Люстра, стряхнув с ветвей хрустальные лепестки, остановилась в двадцати сантиметрах от осиротелого стола, дрожа и мелодично позванивая. На столе громоздилась хрустальная россыпь.
В вестибюле, куда выплеснулись ученые, стало душно, шумно и кисло от пережитого, а перед распахнутой настежь дверью, в кресле, сидел брошенный, обмякший, сильно постаревший председатель.
Голова его съехала набок, рот был полуоткрыт, наполненная кровью бровь совсем закрыла подбитый глаз, а через другой, целый глаз недобитый председатель нескончаемо смотрел на весь этот новый, яркий, чудесный, удивительно вкусный мир, смотрел и не мог насмотреться.
На флоте нельзя без шутки. У нас постоянно шутят. У нас так шутят, что порой не установить, когда у нас шутят, а когда не шутят. Из-за того, что у нас так шутят, мы шизофреников не можем вовремя определить и отсеить. Все нам кажется, что они так шутят.
Матрос у нас был. Тот во время организованного просмотра программы «Время» мыльницу к уху прикладывал и говорил:
– Т-с-с… тихо! Шпионы…, кругом шпионы. Я принимаю их сигналы.
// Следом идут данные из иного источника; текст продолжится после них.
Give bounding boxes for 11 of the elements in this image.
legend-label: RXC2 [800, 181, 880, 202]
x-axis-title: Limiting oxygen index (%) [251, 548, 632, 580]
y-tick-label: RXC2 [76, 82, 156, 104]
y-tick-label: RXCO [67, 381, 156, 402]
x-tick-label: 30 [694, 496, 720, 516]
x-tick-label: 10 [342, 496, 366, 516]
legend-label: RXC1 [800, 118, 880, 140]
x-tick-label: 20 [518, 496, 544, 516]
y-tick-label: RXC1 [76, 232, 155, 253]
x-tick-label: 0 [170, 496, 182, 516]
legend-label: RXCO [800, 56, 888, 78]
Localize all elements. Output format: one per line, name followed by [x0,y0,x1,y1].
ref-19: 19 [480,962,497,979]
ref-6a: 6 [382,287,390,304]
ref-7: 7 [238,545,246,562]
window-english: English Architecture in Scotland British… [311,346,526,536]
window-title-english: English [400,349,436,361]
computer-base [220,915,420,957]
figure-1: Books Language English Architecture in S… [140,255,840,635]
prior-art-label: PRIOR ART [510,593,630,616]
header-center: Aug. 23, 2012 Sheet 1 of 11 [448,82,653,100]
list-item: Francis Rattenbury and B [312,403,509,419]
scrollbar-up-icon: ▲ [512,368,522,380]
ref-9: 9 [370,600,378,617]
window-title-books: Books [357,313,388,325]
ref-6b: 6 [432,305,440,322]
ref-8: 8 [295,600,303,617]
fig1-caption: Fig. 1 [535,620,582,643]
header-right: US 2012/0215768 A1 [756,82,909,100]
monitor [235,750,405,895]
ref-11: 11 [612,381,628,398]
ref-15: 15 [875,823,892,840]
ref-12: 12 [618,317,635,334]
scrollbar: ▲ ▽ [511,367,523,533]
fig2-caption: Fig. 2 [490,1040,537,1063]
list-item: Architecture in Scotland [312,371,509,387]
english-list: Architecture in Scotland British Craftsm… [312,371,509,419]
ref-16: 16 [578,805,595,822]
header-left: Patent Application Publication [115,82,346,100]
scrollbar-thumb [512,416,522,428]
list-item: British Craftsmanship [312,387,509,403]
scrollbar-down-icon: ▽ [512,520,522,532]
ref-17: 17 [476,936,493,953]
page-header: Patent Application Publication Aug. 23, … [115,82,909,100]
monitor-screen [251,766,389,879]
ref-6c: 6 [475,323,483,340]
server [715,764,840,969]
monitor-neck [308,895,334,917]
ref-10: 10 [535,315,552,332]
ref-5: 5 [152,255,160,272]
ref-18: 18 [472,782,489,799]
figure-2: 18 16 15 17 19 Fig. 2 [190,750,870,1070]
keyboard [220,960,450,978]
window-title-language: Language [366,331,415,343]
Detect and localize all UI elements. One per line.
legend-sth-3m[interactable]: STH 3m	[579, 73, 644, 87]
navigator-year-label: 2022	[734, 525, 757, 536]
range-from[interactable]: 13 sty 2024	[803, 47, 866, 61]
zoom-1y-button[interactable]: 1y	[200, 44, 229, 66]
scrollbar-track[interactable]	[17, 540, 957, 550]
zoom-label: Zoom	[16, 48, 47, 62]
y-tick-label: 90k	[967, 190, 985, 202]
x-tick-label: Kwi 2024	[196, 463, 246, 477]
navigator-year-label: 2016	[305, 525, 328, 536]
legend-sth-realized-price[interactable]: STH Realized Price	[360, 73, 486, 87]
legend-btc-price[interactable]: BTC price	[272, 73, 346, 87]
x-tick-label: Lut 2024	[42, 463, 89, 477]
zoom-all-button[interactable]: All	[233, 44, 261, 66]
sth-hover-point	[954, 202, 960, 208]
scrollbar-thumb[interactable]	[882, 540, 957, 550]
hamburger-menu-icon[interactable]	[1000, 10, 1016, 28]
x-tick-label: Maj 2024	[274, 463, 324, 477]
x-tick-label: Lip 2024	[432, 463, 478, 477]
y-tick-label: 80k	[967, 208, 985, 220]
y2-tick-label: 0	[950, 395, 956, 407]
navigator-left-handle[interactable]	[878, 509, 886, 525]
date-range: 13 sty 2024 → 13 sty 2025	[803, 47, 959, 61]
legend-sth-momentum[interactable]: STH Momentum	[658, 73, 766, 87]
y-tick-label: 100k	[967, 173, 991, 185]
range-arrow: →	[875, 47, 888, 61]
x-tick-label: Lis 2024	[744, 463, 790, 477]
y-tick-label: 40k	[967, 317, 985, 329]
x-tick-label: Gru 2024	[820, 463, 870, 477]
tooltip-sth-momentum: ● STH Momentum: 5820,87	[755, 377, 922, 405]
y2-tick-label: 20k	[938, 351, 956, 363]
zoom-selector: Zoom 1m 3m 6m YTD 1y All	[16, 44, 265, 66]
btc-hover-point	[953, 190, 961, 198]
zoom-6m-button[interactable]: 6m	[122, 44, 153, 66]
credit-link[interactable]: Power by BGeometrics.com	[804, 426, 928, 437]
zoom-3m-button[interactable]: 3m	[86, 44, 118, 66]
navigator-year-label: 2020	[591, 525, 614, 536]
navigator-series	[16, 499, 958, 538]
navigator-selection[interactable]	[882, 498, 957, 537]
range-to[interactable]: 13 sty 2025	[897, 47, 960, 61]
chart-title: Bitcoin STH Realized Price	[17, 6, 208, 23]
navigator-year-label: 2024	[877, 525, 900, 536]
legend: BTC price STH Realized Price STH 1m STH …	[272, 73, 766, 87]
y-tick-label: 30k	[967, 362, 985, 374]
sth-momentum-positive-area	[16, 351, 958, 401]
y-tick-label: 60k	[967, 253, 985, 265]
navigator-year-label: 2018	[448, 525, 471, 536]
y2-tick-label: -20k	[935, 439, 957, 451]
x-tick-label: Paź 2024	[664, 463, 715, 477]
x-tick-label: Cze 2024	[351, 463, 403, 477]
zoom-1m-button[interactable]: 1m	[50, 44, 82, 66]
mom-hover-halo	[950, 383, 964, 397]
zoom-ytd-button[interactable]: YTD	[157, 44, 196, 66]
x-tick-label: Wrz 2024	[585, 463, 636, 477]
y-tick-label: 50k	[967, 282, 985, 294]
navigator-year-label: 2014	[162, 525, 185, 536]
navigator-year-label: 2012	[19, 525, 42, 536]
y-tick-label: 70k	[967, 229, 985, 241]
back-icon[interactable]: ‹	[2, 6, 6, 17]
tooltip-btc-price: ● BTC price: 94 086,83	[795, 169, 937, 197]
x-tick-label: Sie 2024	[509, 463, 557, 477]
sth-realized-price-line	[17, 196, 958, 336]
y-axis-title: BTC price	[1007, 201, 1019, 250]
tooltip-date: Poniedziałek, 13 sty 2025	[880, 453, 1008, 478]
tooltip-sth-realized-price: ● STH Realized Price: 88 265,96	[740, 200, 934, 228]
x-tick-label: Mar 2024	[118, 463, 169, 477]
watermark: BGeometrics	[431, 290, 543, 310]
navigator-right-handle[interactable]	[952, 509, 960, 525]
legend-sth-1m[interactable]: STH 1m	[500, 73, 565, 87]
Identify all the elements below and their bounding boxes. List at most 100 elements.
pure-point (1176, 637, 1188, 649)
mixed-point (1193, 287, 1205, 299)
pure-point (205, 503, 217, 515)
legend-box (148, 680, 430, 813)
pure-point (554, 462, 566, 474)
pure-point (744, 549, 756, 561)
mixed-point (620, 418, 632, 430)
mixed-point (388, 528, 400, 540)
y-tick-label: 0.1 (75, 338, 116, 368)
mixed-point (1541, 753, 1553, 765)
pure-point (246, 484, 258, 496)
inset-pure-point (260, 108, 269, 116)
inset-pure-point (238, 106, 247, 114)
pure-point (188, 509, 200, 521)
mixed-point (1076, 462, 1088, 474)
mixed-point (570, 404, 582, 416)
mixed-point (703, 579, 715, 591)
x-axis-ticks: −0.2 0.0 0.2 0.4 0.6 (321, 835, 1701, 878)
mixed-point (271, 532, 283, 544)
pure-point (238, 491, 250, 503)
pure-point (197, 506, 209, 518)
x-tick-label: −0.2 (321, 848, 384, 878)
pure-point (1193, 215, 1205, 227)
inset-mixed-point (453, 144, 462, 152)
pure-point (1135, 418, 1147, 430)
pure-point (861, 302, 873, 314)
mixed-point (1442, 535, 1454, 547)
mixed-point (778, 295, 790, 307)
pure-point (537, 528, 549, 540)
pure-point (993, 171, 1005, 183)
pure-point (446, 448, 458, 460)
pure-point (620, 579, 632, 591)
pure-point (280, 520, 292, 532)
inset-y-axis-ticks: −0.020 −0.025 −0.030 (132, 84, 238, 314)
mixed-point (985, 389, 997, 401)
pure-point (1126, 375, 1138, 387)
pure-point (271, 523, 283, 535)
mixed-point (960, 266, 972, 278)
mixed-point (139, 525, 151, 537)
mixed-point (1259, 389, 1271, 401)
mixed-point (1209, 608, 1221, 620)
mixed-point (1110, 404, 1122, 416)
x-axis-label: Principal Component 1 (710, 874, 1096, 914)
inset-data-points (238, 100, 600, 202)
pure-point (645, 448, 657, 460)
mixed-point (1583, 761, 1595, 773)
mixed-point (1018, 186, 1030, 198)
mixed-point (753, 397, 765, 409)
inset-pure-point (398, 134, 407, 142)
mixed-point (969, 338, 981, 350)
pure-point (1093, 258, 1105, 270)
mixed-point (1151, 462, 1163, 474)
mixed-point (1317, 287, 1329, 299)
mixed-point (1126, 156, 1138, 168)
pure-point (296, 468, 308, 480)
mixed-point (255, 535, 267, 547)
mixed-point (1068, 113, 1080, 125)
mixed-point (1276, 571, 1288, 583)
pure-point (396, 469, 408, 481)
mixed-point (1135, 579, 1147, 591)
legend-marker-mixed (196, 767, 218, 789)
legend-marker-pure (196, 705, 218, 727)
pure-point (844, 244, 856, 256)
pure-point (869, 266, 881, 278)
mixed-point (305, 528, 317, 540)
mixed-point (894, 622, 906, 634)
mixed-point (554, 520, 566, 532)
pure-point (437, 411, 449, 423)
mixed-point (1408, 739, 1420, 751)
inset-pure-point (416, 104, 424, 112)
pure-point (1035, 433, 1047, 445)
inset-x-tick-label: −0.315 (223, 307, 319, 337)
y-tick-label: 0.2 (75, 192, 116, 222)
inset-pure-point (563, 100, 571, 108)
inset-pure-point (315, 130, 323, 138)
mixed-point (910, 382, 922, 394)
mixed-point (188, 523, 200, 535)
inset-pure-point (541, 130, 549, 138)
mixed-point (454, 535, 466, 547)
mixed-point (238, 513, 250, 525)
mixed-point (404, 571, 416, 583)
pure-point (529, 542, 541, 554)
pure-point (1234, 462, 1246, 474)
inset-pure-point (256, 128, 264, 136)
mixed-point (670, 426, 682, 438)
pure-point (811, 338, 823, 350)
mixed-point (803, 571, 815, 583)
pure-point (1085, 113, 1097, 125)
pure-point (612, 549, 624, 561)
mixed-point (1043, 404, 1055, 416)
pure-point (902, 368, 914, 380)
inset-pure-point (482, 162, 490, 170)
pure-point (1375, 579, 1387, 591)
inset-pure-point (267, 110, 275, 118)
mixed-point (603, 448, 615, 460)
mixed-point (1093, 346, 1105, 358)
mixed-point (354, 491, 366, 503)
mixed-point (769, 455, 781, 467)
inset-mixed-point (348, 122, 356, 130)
Все думали, что он шутит, а он свихнулся. Только через полгода разобрались.
Другой ходил по кубрику во время передачи «Служу Советскому Союзу» и лаял. Оказалось – тоже. не совсем.
Третий от портретов членов Политбюро мух вроде как отгонял:
– Кыш! – говорил. – Пернатые! Гениев обгадите.
Списали подчистую. Дали мичмана для сопровождения его на родину. Спешили так, что мичмана выдернули прямо из суточного наряда.
Ехали они до Белоруссии в одном купе. Мичман, бедный, все двое суток сидел, трясся, вздрагивал от каждого шороха и на него смотрел, а как сдал его родителям с рук на руки, пошел, напился в железнодорожном ресторане и пьяный орал, что он микрогенерал.